10. What are common rate-limiting algorithms?
Answer:
Common rate-limiting algorithms include:
- Leaky Bucket: Processes requests at a fixed rate, smoothing bursts.
- Token Bucket: Tokens are generated at a fixed rate, and requests require a token, accommodating fluctuations.
11. What is the CAP theorem?
Answer:
The CAP theorem is a foundational concept in distributed systems, stating that it is impossible to achieve all three of the following simultaneously:
- Consistency (C): All nodes see the same data at the same time.

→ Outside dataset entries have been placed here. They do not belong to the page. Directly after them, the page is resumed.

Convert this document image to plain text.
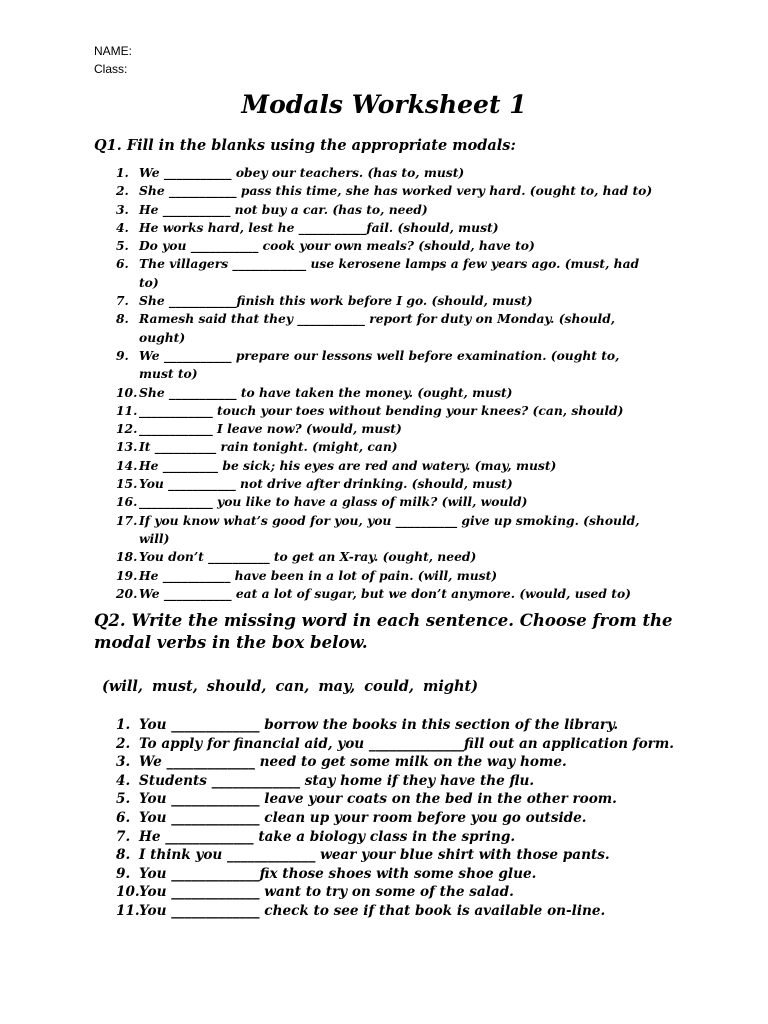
NAME:
Class:
Modals Worksheet 1
Q1. Fill in the blanks using the appropriate modals:
1. We ___________ obey our teachers. (has to, must)
2. She ___________ pass this time, she has worked very hard. (ought to, had to)
3. He ___________ not buy a car. (has to, need)
4. He works hard, lest he ___________fail. (should, must)
5. Do you ___________ cook your own meals? (should, have to)
6. The villagers ____________ use kerosene lamps a few years ago. (must, had to)
7. She ___________finish this work before I go. (should, must)
8. Ramesh said that they ___________ report for duty on Monday. (should, ought)
9. We ___________ prepare our lessons well before examination. (ought to, must to)
10. She ___________ to have taken the money. (ought, must)
11. ____________ touch your toes without bending your knees? (can, should)
12. ____________ I leave now? (would, must)
13. It __________ rain tonight. (might, can)
14. He _________ be sick; his eyes are red and watery. (may, must)
15. You ___________ not drive after drinking. (should, must)
16. ____________ you like to have a glass of milk? (will, would)
17. If you know what’s good for you, you __________ give up smoking. (should, will)
18. You don’t __________ to get an X-ray. (ought, need)
19. He ___________ have been in a lot of pain. (will, must)
20. We ___________ eat a lot of sugar, but we don’t anymore. (would, used to)
Q2. Write the missing word in each sentence. Choose from the modal verbs in the box below.

(will, must, should, can, may, could, might)

1. You _____________ borrow the books in this section of the library.
2. To apply for financial aid, you ______________fill out an application form.
3. We _____________ need to get some milk on the way home.
4. Students _____________ stay home if they have the flu.
5. You _____________ leave your coats on the bed in the other room.
6. You _____________ clean up your room before you go outside.
7. He _____________ take a biology class in the spring.
8. I think you _____________ wear your blue shirt with those pants.
9. You _____________fix those shoes with some shoe glue.
10. You _____________ want to try on some of the salad.
11. You _____________ check to see if that book is available on-line.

- Availability (A): Every request receives a response.
- Partition Tolerance (P): The system continues to operate despite network partitions.
12. Why can't distributed systems guarantee both consistency and availability?
Answer:
In a distributed system, ensuring partition tolerance is essential. When a partition occurs:
- Guaranteeing consistency may require sacrificing availability (e.g., by rejecting reads/writes until consistency is restored).
- Guaranteeing availability may lead to stale or inconsistent data.
13. What is the BASE theorem?
Answer:
The BASE theorem extends the AP model of the CAP theorem, prioritizing:
- Basic Availability: The system remains operational during failures.
- Soft State: Data can be temporarily inconsistent.
- Eventual Consistency: Data becomes consistent over time.
14. What distributed transaction solution do you use?
Answer:
We use Seata in AT mode for distributed transactions. The AT mode ensures eventual consistency by logging business data changes and coordinating rollback/recovery if a transaction fails.
15. How do you ensure idempotency in distributed service interfaces?
Answer:
We use tokens and Redis for idempotency:
- Generate a token and store it in Redis when the user initiates an action.
- Validate the token during the request. If valid, process the request and delete the token.
- Reject duplicate tokens to ensure each request is processed only once.
16. What routing strategies does XXL-Job support?
Answer:
XXL-Job supports routing strategies such as:
- Round Robin: Distributes tasks evenly.
- Failover: Redirects tasks to healthy instances.
- Sharding Broadcast: Broadcasts tasks across shards.
17. How do you handle XXL-Job task execution failures?
Answer:
To handle failures, we:
- Use a failover routing strategy to retry tasks on healthy instances.
- Configure task retry counts.
- Enable logging and email alerts to notify stakeholders.
18. How do you manage tasks with high data volume in XXL-Job?
Answer:
We use sharding broadcast routing to distribute the workload across multiple instances. The task logic dynamically assigns data partitions based on the shard ID and total shards.